10/9/16

Two New Shows on HBO: Divorce and Insecure

HBO may be focusing on scifi with Westworld, but human-sized drama that we can relate to is still important, and that is what you get with tonight's premiere of Divorce and Insecure.  

Divorce has an all-star cast and a link to the popular Catastrophe, but that may not be enough to save it from itself.  Here is what HBO is sharing:

Sarah Jessica Parker returns to HBO in the new comedy series, Divorce. Parker stars as Frances, a woman who suddenly begins to reassess her life and her marriage, and finds that making a clean break and a fresh start is harder than she thought.

Other series regulars include Thomas Haden Church, Molly Shannon, Talia Balsam and Tracy Letts. The series, currently in production in New York, was created by Sharon Horgan. It is executive produced by Horgan, Paul Simms, Sarah Jessica Parker, Alison Benson and Aaron Kaplan.

I have no idea why HBO is not playing up Sharon Horgan given her success with Catastrophe.  Are they trying to lessen expectations?  

Entertainment Weekly, rating the show C+, was not impressed, noting:

The show lightly interrogates the old chestnut that infidelity is a symptom of other problems, but it has no imagination for the marriage itself, and no deep insights into divorce, either.  The actors are on different pages...the result is tonal quagmire.  

This is disappointing given how well Horgan made us care about the new relationship between the characters in Catastrophe.  Maybe we needed marriage before divorce to make us care about the people in this new series.

So if Divorce does not work for you, you still have Insecure.   HBO has little to say about this show as well: 

The half-hour comedy series Insecure, starring Issa Rae, Yvonne Orji, Jay Ellis and Lisa Joyce, looks at the friendship, experiences and tribulations of two black women.

Salon does a better job describing the show, stating:

“Insecure” invites us into the lives of Rae’s character Issa and her best friend Molly (Yvonne Orji), two women who spend much of each day existing in inescapable irony. Issa works at a stupidly named nonprofit called We Got Y’all, dedicated to helping inner-city minority children. As the organization’s youth liaison, she is the one who interacts with the kids. She’s also the only black person on its staff.

Molly, a corporate attorney, embodies the frustrations of the modern professional black woman. She’s an expert in code-switching — the ability to appear one way to the white world and another among black folks — which makes her an asset in the workplace. As Issa puts it, Molly is like the Will Smith of corporate: “White people loooove Molly. Black people also loooove Molly.
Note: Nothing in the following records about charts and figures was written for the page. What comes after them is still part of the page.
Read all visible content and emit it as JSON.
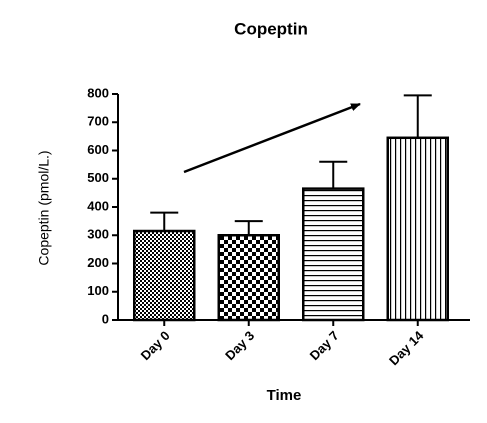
{
  "chart_data": {
    "type": "bar",
    "title": "Copeptin",
    "x_label": "Time",
    "y_label": "Copeptin (pmol/L.)",
    "categories": [
      "Day 0",
      "Day 3",
      "Day 7",
      "Day 14"
    ],
    "values": [
      315,
      300,
      465,
      645
    ],
    "errors": [
      65,
      50,
      95,
      150
    ],
    "patterns": [
      "fine-checker",
      "checker",
      "horizontal-lines",
      "vertical-lines"
    ],
    "color": "#000000",
    "ylim": [
      0,
      800
    ],
    "yticks": [
      0,
      100,
      200,
      300,
      400,
      500,
      600,
      700,
      800
    ],
    "grid": false
  }
}
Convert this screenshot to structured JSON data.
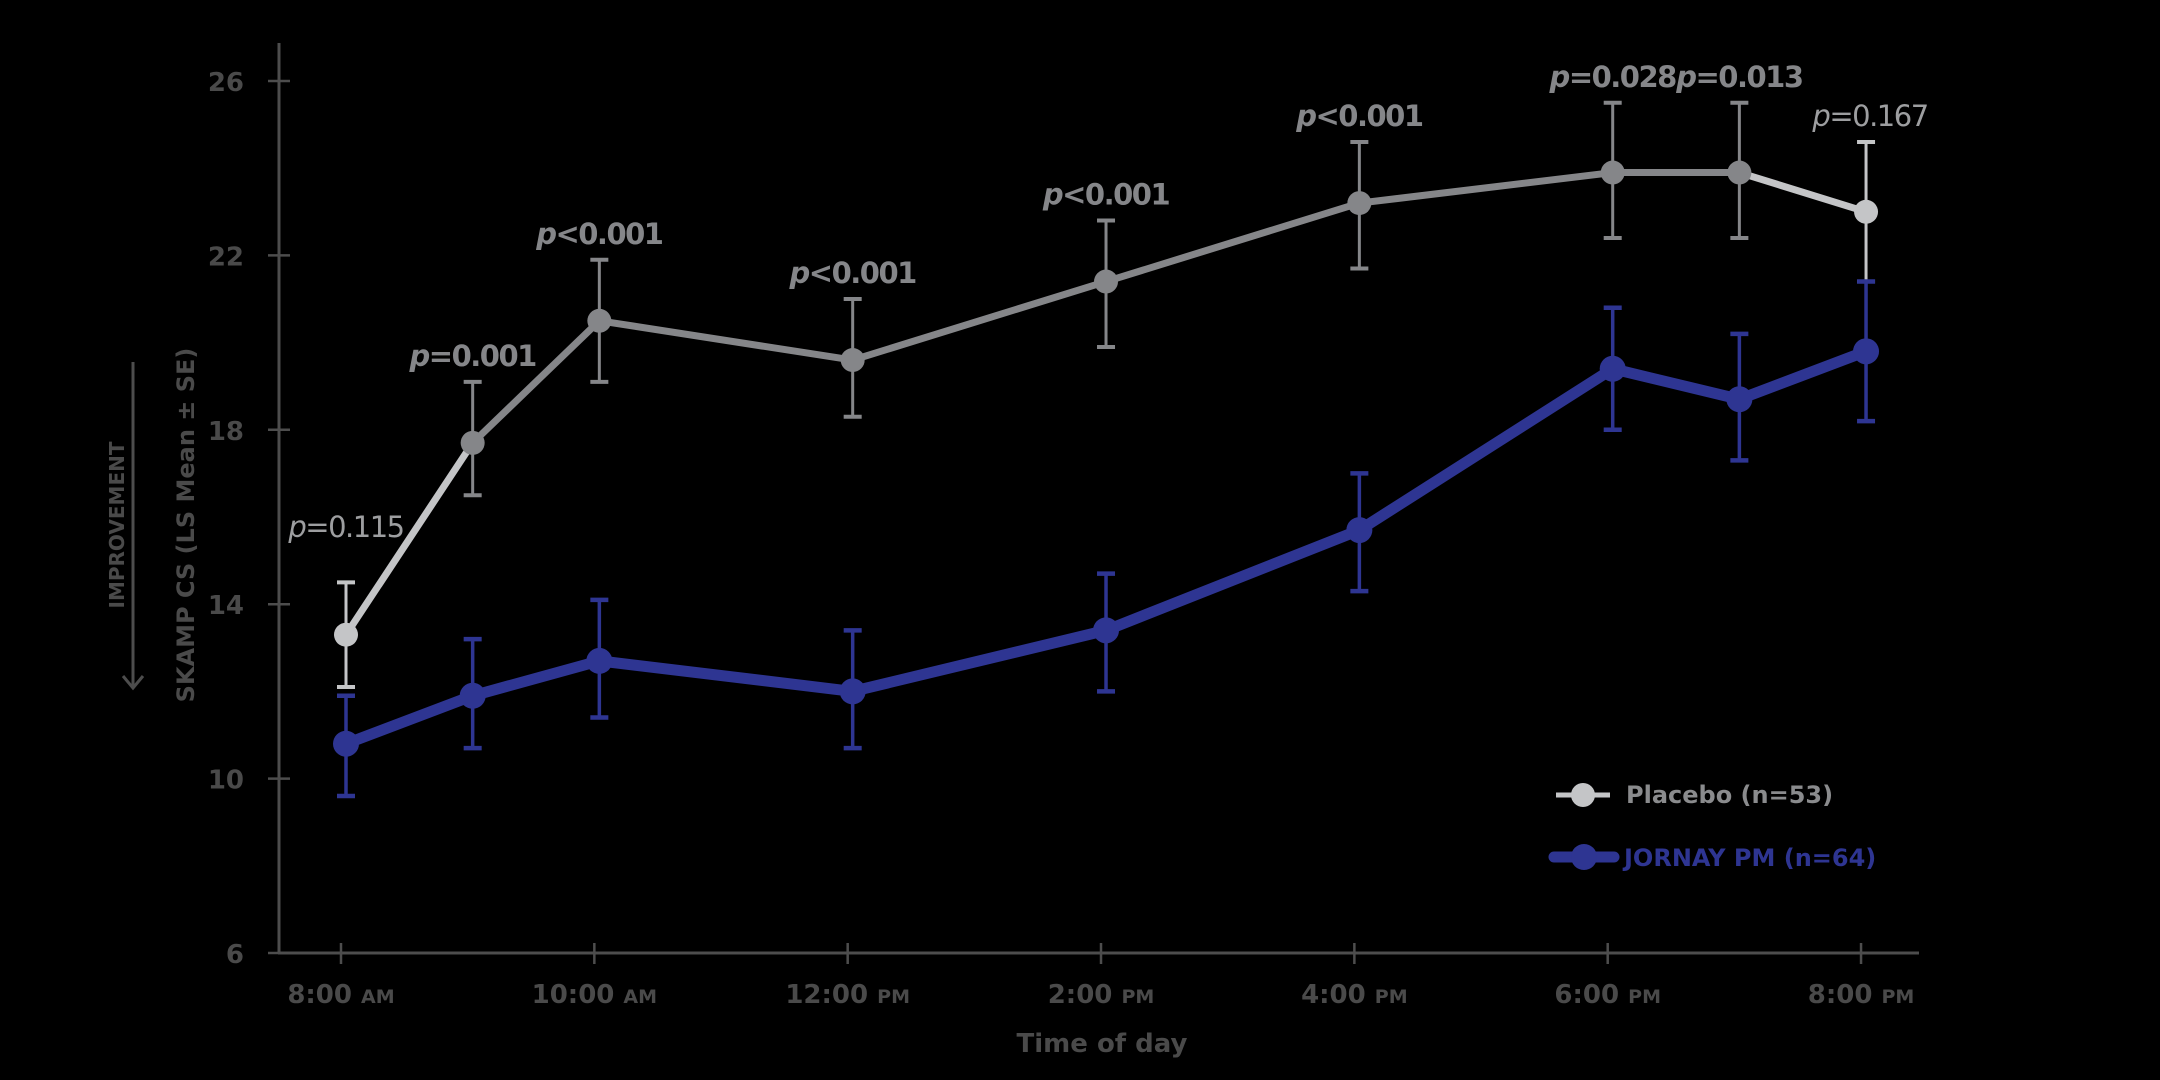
{
  "chart_data": {
    "type": "line",
    "title": "",
    "xlabel": "Time of day",
    "ylabel": "SKAMP CS (LS Mean ± SE)",
    "ylabel_annotation": "IMPROVEMENT",
    "ylabel_annotation_direction": "down",
    "ylim": [
      6,
      27
    ],
    "yticks": [
      6,
      10,
      14,
      18,
      22,
      26
    ],
    "x_hours": [
      8,
      9,
      10,
      12,
      14,
      16,
      18,
      19,
      20
    ],
    "xticks": [
      {
        "hour": 8,
        "main": "8:00",
        "suffix": "AM"
      },
      {
        "hour": 10,
        "main": "10:00",
        "suffix": "AM"
      },
      {
        "hour": 12,
        "main": "12:00",
        "suffix": "PM"
      },
      {
        "hour": 14,
        "main": "2:00",
        "suffix": "PM"
      },
      {
        "hour": 16,
        "main": "4:00",
        "suffix": "PM"
      },
      {
        "hour": 18,
        "main": "6:00",
        "suffix": "PM"
      },
      {
        "hour": 20,
        "main": "8:00",
        "suffix": "PM"
      }
    ],
    "grid": false,
    "legend_position": "lower right",
    "series": [
      {
        "name": "Placebo (n=53)",
        "color": "#858689",
        "color_nonsignificant": "#c4c5c7",
        "values": [
          13.3,
          17.7,
          20.5,
          19.6,
          21.4,
          23.2,
          23.9,
          23.9,
          23.0
        ],
        "se_low": [
          12.1,
          16.5,
          19.1,
          18.3,
          19.9,
          21.7,
          22.4,
          22.4,
          21.4
        ],
        "se_high": [
          14.5,
          19.1,
          21.9,
          21.0,
          22.8,
          24.6,
          25.5,
          25.5,
          24.6
        ]
      },
      {
        "name": "JORNAY PM (n=64)",
        "color": "#2e3592",
        "values": [
          10.8,
          11.9,
          12.7,
          12.0,
          13.4,
          15.7,
          19.4,
          18.7,
          19.8
        ],
        "se_low": [
          9.6,
          10.7,
          11.4,
          10.7,
          12.0,
          14.3,
          18.0,
          17.3,
          18.2
        ],
        "se_high": [
          11.9,
          13.2,
          14.1,
          13.4,
          14.7,
          17.0,
          20.8,
          20.2,
          21.4
        ]
      }
    ],
    "annotations": [
      {
        "hour": 8,
        "label": "p=0.115",
        "p": "p",
        "rest": "=0.115",
        "significant": false
      },
      {
        "hour": 9,
        "label": "p=0.001",
        "p": "p",
        "rest": "=0.001",
        "significant": true
      },
      {
        "hour": 10,
        "label": "p<0.001",
        "p": "p",
        "rest": "<0.001",
        "significant": true
      },
      {
        "hour": 12,
        "label": "p<0.001",
        "p": "p",
        "rest": "<0.001",
        "significant": true
      },
      {
        "hour": 14,
        "label": "p<0.001",
        "p": "p",
        "rest": "<0.001",
        "significant": true
      },
      {
        "hour": 16,
        "label": "p<0.001",
        "p": "p",
        "rest": "<0.001",
        "significant": true
      },
      {
        "hour": 18,
        "label": "p=0.028",
        "p": "p",
        "rest": "=0.028",
        "significant": true
      },
      {
        "hour": 19,
        "label": "p=0.013",
        "p": "p",
        "rest": "=0.013",
        "significant": true
      },
      {
        "hour": 20,
        "label": "p=0.167",
        "p": "p",
        "rest": "=0.167",
        "significant": false
      }
    ]
  },
  "legend": {
    "placebo": {
      "label": "Placebo (n=53)",
      "marker_color": "#c4c5c7",
      "text_color": "#8a8b8d"
    },
    "jornay": {
      "label": "JORNAY PM (n=64)",
      "marker_color": "#2e3592",
      "text_color": "#2e3592"
    }
  },
  "axes": {
    "x_title": "Time of day",
    "y_title": "SKAMP CS (LS Mean ± SE)",
    "y_annotation": "IMPROVEMENT"
  }
}
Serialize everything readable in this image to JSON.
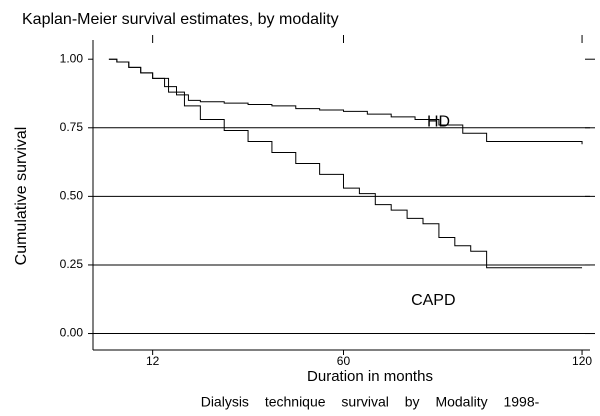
{
  "chart_data": {
    "type": "line",
    "title": "Kaplan-Meier survival estimates, by modality",
    "x_label": "Duration in months",
    "y_label": "Cumulative survival",
    "caption": "Dialysis technique survival by Modality 1998-",
    "xlim": [
      -3,
      122
    ],
    "ylim": [
      -0.06,
      1.07
    ],
    "xticks": [
      12,
      60,
      120
    ],
    "yticks": [
      {
        "value": 0,
        "label": "0.00"
      },
      {
        "value": 0.25,
        "label": "0.25"
      },
      {
        "value": 0.5,
        "label": "0.50"
      },
      {
        "value": 0.75,
        "label": "0.75"
      },
      {
        "value": 1,
        "label": "1.00"
      }
    ],
    "grid": true,
    "step": true,
    "series": [
      {
        "name": "HD",
        "color": "#000000",
        "x": [
          1,
          3,
          6,
          9,
          12,
          15,
          18,
          21,
          24,
          30,
          36,
          42,
          48,
          54,
          60,
          66,
          72,
          78,
          84,
          90,
          96,
          120
        ],
        "values": [
          1.0,
          0.99,
          0.97,
          0.95,
          0.93,
          0.9,
          0.87,
          0.85,
          0.845,
          0.84,
          0.835,
          0.83,
          0.82,
          0.815,
          0.81,
          0.8,
          0.79,
          0.78,
          0.76,
          0.73,
          0.7,
          0.69
        ]
      },
      {
        "name": "CAPD",
        "color": "#000000",
        "x": [
          1,
          3,
          6,
          9,
          12,
          16,
          20,
          24,
          30,
          36,
          42,
          48,
          54,
          60,
          64,
          68,
          72,
          76,
          80,
          84,
          88,
          92,
          96,
          120
        ],
        "values": [
          1.0,
          0.99,
          0.97,
          0.95,
          0.93,
          0.88,
          0.83,
          0.78,
          0.74,
          0.7,
          0.66,
          0.62,
          0.58,
          0.53,
          0.51,
          0.47,
          0.45,
          0.42,
          0.4,
          0.35,
          0.32,
          0.3,
          0.24,
          0.24
        ]
      }
    ],
    "annotations": [
      {
        "text": "HD",
        "x": 81,
        "y": 0.77
      },
      {
        "text": "CAPD",
        "x": 77,
        "y": 0.12
      }
    ]
  }
}
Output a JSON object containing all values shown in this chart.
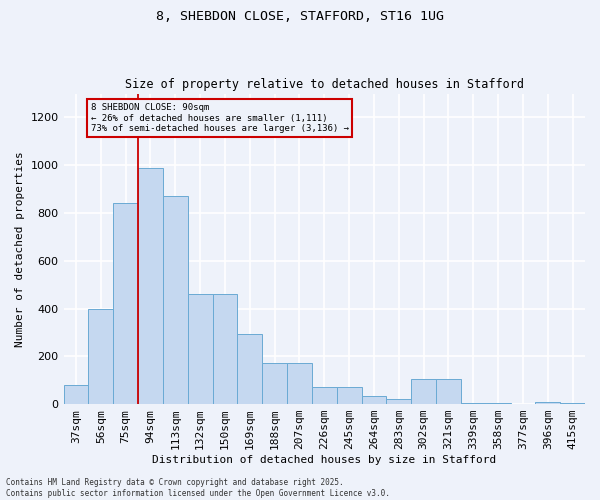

Salon goes on to compare the female duo to the classic duo of Lucy and Ethel.  You cannot get a greater compliment than that.  

The show was created by comedian Larry Wilmore, who also had a hand in Black-ish.  He talks about the series and more in this Daily Beast interview.  Here is his first impression of Issa Rae:

I was very impressed. She had set up the project at HBO and they were looking to pair her with somebody and we had the same management. They told me about her and I didn’t know about her. Then I watched Awkward Black Girl and was smitten immediately. There was just something about her. She was just so funny and understated and yet so alive at the same time. I just thought, whoa, this person seems really interesting. And then when I met her, you just fall in love in a different way. She’s such an interesting, smart person. We really hit it off, chemistry-wise.

I will try out both new shows, but I am placing my bet on Insecure.